«Может быть, вчерашний мой нескромный приход, — писала девушка неверною рукой, изобличающей душевное волнение, — напомнил вам ничего не значащую для вас старинную встречу, и напомнил неприятным образом. Может быть, вы будете бояться, что когда-нибудь опять бедная больная появится в комнатах невесты вашей. Я пишу к вам единственно для того, чтоб успокоить вас. Здоровье мое заставляет меня сегодня же, много завтра, переехать в город и вскоре даже и совсем оставить Петербург. Я надеюсь, что увижу вас и милую мне Мери при лучших для меня обстоятельствах».
Сколько слез стоила эта записка бедной Зое! Сколько раз была написана, переписана, изорвана в клочки и опять написана! Какие, может быть, безумные надежды волновали душу девушки, когда она отдавала ее горничной, во все время, пока ожидала ее возвращения! Сколько предположений, проектов переходило в ее голове, темных, мрачных, убийственных, и иногда — как туча над заливом, на минуту озаренная проскользнувшим сквозь волны ее лучом заходящего солнца, освещенных также мгновенным лучом никогда не умирающей надежды. Другая, более светская, не стала бы писать к князю; менее любящая не стала бы писать такого письма; думаете ли вы, что вместо письма она не хотела послать одну ветку фуксии? Думаете ли, что между изорванными в лоскутки письмами и уже сожженными не было такого, где изливалось бы все сердце ее в словах, которые должны были тронуть князя, возвратить его к прежним чувствам? Думаете ли вы, что она не говорила ему о беспредельной вере своей в его сердце, о надежде, никогда не изменявшей ей, — видеть его и быть счастливою дружбою его, если не любовью? Все это и много другого говорила Зоя; но он помолвлен, помолвлен на Мери; он любит Мери… Зоя ли помешает его счастью и счастью подруги? И однако…

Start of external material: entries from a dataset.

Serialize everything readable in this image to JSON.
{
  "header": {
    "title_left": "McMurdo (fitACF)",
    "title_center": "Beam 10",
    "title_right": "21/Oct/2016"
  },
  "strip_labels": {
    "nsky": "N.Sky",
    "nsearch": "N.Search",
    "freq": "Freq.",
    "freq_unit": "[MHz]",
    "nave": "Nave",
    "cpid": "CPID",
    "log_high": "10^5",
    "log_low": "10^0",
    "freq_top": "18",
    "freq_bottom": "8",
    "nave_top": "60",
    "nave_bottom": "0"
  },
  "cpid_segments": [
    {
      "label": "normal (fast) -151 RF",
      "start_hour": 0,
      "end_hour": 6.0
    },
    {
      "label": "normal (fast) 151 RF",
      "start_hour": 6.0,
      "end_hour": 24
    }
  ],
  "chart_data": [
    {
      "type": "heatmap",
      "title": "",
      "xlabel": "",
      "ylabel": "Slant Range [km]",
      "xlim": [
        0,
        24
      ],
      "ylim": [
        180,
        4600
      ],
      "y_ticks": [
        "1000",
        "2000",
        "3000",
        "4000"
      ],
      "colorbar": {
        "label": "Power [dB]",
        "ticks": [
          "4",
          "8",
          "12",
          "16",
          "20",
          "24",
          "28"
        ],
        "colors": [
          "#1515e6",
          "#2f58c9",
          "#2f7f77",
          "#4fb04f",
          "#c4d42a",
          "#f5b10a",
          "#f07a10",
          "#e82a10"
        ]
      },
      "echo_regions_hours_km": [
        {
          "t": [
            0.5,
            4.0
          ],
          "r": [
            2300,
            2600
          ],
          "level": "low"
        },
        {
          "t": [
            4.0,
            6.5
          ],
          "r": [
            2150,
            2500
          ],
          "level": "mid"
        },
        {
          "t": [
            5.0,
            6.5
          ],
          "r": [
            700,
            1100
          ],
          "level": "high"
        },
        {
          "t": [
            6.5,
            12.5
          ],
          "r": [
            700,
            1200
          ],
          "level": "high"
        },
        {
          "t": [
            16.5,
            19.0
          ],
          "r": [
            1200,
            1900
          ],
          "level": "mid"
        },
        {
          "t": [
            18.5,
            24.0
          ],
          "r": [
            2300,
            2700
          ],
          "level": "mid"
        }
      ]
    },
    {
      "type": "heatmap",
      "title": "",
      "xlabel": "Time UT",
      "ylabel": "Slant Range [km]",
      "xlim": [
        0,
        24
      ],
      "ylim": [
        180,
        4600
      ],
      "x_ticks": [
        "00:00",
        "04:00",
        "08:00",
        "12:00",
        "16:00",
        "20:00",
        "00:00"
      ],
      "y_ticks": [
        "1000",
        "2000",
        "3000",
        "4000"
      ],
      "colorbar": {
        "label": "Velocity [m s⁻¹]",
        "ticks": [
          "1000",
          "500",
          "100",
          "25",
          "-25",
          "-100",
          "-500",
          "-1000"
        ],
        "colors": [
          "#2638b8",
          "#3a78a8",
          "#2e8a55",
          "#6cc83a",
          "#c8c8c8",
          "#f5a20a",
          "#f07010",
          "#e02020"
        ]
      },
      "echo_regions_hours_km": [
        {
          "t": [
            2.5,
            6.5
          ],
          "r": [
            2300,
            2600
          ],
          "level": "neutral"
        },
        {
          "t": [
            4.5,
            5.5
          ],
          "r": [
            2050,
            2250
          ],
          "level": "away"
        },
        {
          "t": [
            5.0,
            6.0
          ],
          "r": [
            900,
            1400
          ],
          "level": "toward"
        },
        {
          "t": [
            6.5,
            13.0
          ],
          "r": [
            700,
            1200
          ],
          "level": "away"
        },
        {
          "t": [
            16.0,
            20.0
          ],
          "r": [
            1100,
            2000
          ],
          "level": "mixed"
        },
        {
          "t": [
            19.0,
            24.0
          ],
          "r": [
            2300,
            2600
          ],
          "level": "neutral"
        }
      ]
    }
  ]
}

Если б посмотрел кто на Зою, когда, бледная, встревоженная, она скорыми шагами ходит по комнате, подойдет к окну, раздвинет рукою частую сетку листьев гераниума и смотрит в глубину аллеи, не белеется ли там платье горничной, не идет ли она! Нет и все нет. Покойно все вдали; бабочка пролетит, виляя над дорожкою; малиновка перепорхнет на противоположный куст, дитя, вдруг выскочив из чащи, перебежит, чтоб спрятаться на другой стороне в кустах сирени, обманывая товарищей, которые с шумом бегут по дорожке, ища его; и вот наконец она… Зоя отскочила от окна, щеки ее пылают, сердце бьется, она упала на колени перед образом… Владычица! Помоги ей перенести эту минуту, которую против воли с надеждой ждало сердце…
— Не застала дома!..
И день прошел, и ночь наступила. Зоя напрасно ждет. Не придет ли Мери? Не пришлет ли? Никого. Войдет горничная; Зоя с нетерпеливым ожиданием устремит на нее вопрошающий взор: нет ли чего? Горничная почтительно смотрит на барышню и, не спуская глаз с нее, идет к комоду, а лицо покойно и беззаботно, как будто бы весь мир пообедал и сбирается лечь спать.
А между тем Елена Павловна и жених у Мери и все едут кататься в Екатерингоф: там музыка и толпа простого народа: так, посмеяться. Мери весела, как и всегда, любезнее обыкновенного. Толстым немцам с дражайшими половинами и нежно любимыми детьми, старым шляпкам с подновленными лентами и коломенским fanatica per la musica[43], которые пешком, от Большого театра, пришли с сестрицами, а может быть, и с кем-нибудь еще нежнее любимым, наслаждаться при вечерних испарениях екатерингофских болотистых лугов вальсами Штрауса, и модницам в бурнусах и с лорнетками в руках, так же как и Мери пришедшим посмотреть на
— А что твоя бедная больная? — спросила наконец Елена Павловна, подъезжая уже почти к самому дому.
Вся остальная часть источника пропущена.